Отец и бабка беззвучно рассмеялись.
— Петровская часть тут рядом, — пожарная команда: привыкла Лялька видеть лошадей в упряжке… или извозчика на улице. И вот увидела на днях незапряженного коня, без телеги — и как закричит мне: баба, баба, иди сюда, смотри — разломанная лошадь!
— Разломанная… разломанная, — не сдержался и уронил хохоток Сергей Леонидович и сразу же испугался.
— Ничего, она крепко спит, — успокоила Екатерина Львовна. — Ну, что скажешь, вот она у тебя какая!
Сергей Леонидович улыбался рассказам матери.
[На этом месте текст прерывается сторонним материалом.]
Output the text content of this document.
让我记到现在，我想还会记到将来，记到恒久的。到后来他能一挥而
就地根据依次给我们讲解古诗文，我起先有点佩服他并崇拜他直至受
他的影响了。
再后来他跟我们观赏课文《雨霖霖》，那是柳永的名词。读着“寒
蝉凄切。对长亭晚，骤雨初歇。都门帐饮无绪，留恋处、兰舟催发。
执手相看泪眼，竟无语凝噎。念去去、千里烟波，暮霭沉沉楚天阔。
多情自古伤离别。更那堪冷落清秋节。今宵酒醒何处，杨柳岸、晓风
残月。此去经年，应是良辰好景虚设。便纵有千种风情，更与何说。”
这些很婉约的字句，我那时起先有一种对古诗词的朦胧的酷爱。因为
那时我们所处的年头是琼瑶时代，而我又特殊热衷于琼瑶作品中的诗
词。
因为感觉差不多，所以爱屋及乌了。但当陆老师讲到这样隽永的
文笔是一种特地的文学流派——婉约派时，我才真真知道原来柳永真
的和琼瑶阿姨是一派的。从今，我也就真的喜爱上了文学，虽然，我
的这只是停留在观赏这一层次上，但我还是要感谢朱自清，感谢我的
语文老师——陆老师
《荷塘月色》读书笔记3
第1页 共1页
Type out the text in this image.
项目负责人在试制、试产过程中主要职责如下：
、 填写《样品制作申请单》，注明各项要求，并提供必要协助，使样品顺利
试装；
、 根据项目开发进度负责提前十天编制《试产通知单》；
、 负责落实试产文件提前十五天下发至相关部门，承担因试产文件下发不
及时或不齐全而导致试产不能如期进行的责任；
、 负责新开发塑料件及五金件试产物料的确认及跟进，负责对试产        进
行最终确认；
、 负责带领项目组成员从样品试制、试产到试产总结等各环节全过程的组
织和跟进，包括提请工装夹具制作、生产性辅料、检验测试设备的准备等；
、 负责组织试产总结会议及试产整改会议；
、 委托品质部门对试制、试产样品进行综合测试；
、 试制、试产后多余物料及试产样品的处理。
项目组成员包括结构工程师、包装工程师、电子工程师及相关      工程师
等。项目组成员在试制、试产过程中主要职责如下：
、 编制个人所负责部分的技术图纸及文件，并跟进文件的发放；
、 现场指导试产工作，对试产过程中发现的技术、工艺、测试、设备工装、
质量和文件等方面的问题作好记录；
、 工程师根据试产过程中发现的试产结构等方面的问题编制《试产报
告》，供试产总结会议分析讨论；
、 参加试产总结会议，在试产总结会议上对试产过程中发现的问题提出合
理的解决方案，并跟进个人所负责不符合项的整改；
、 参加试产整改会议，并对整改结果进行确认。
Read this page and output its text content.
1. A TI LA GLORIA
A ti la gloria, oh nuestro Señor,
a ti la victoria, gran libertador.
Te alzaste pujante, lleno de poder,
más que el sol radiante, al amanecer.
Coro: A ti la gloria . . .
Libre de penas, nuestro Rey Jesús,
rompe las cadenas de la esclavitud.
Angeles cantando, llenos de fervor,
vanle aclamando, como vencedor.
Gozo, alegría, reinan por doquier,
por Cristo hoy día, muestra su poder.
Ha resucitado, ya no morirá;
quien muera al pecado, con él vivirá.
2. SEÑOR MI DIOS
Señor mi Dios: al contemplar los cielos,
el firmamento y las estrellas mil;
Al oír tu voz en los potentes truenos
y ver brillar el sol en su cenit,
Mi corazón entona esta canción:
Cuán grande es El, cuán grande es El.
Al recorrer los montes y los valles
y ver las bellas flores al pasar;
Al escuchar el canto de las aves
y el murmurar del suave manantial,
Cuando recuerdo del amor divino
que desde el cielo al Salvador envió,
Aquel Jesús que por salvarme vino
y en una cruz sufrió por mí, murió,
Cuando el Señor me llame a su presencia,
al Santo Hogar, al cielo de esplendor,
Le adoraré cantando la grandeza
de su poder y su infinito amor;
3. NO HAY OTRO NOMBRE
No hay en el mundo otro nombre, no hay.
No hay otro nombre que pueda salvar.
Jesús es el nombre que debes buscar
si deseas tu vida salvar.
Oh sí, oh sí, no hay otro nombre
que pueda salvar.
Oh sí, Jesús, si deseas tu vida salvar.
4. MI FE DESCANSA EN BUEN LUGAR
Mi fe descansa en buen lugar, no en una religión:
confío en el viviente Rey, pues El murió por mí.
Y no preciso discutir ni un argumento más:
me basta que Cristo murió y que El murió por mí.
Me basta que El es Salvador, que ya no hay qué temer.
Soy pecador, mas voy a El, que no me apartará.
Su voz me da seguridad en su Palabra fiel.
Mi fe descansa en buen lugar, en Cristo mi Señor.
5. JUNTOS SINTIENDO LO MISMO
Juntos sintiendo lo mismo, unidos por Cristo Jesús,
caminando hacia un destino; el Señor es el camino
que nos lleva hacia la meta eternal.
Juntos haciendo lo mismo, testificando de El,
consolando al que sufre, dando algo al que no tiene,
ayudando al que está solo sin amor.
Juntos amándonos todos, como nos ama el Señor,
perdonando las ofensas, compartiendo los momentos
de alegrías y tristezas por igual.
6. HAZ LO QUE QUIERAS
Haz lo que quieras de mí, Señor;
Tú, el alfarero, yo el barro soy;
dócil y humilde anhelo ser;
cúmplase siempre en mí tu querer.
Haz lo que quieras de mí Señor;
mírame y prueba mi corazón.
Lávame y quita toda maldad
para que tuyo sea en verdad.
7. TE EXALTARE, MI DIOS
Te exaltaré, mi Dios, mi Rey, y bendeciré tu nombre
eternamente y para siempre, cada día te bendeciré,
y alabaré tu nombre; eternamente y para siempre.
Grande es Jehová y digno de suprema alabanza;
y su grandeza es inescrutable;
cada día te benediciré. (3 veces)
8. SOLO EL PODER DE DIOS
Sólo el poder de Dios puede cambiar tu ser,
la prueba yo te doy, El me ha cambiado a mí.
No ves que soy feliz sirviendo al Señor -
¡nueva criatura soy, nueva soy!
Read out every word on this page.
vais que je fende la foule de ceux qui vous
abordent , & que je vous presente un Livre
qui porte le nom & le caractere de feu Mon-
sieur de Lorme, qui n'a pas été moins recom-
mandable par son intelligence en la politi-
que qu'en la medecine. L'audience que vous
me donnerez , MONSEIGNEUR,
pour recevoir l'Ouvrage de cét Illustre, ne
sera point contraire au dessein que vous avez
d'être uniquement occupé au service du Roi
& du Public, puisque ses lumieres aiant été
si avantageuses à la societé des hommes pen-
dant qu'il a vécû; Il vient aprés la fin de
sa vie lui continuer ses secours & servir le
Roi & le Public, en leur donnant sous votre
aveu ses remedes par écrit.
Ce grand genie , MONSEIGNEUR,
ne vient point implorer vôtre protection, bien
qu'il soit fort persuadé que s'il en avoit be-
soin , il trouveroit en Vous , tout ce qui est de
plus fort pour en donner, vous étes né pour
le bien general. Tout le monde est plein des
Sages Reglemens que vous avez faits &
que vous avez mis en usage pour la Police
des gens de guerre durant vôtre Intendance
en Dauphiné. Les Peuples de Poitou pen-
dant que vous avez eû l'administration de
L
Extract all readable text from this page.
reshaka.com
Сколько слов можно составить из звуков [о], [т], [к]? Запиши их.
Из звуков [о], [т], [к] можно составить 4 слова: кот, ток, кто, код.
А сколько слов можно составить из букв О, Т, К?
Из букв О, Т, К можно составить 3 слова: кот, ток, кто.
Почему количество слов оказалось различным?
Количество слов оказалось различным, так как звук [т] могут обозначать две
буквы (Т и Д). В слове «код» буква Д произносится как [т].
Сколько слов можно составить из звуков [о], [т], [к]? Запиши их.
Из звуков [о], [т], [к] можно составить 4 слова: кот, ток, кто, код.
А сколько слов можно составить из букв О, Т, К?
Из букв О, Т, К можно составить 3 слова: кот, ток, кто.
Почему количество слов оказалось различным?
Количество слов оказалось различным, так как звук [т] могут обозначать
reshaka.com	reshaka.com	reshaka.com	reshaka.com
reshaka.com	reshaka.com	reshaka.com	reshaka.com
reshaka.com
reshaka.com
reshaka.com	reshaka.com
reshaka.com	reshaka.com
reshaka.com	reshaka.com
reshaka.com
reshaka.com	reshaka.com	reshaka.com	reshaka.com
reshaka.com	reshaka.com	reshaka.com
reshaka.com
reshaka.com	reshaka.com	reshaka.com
Все было ему приятно здесь. И то, что увидел, наконец, родных людей. Что мать не раскисла при встрече с ним и так хорошо себя держит. И что у Ляльки румяное, здоровое лицо и каштановые густые волосы ее подстрижены челкой. Что в комнате хотя и бедно, но очень чисто и дочкины игрушки лежат в углу в образцовом порядке. Что мать, говоря об Ирише, называет ее «Иринка» — с ласковой и дружеской фамильярностью старшего человека, и что живет тут же верная, преданная им всем Шура, которой он не знает, как быть благодарным… Что вот теперь, повидав их всех, вобрав в свою память всю успокоительную нежность этой встречи, радость свидания, по которому тосковал не один месяц, — он может продолжать свой путь, как странник, с новой силой, утолив томившую его жажду.
— С Иринкой любовь? — спрашивала мать.
— Любовь, — отвечал Сергей Леонидович.
— Поженитесь?
— Поженимся.
— Вот оно что…
— Вот оно что! — повторил вслед за ней шепотом Сергей Леонидович.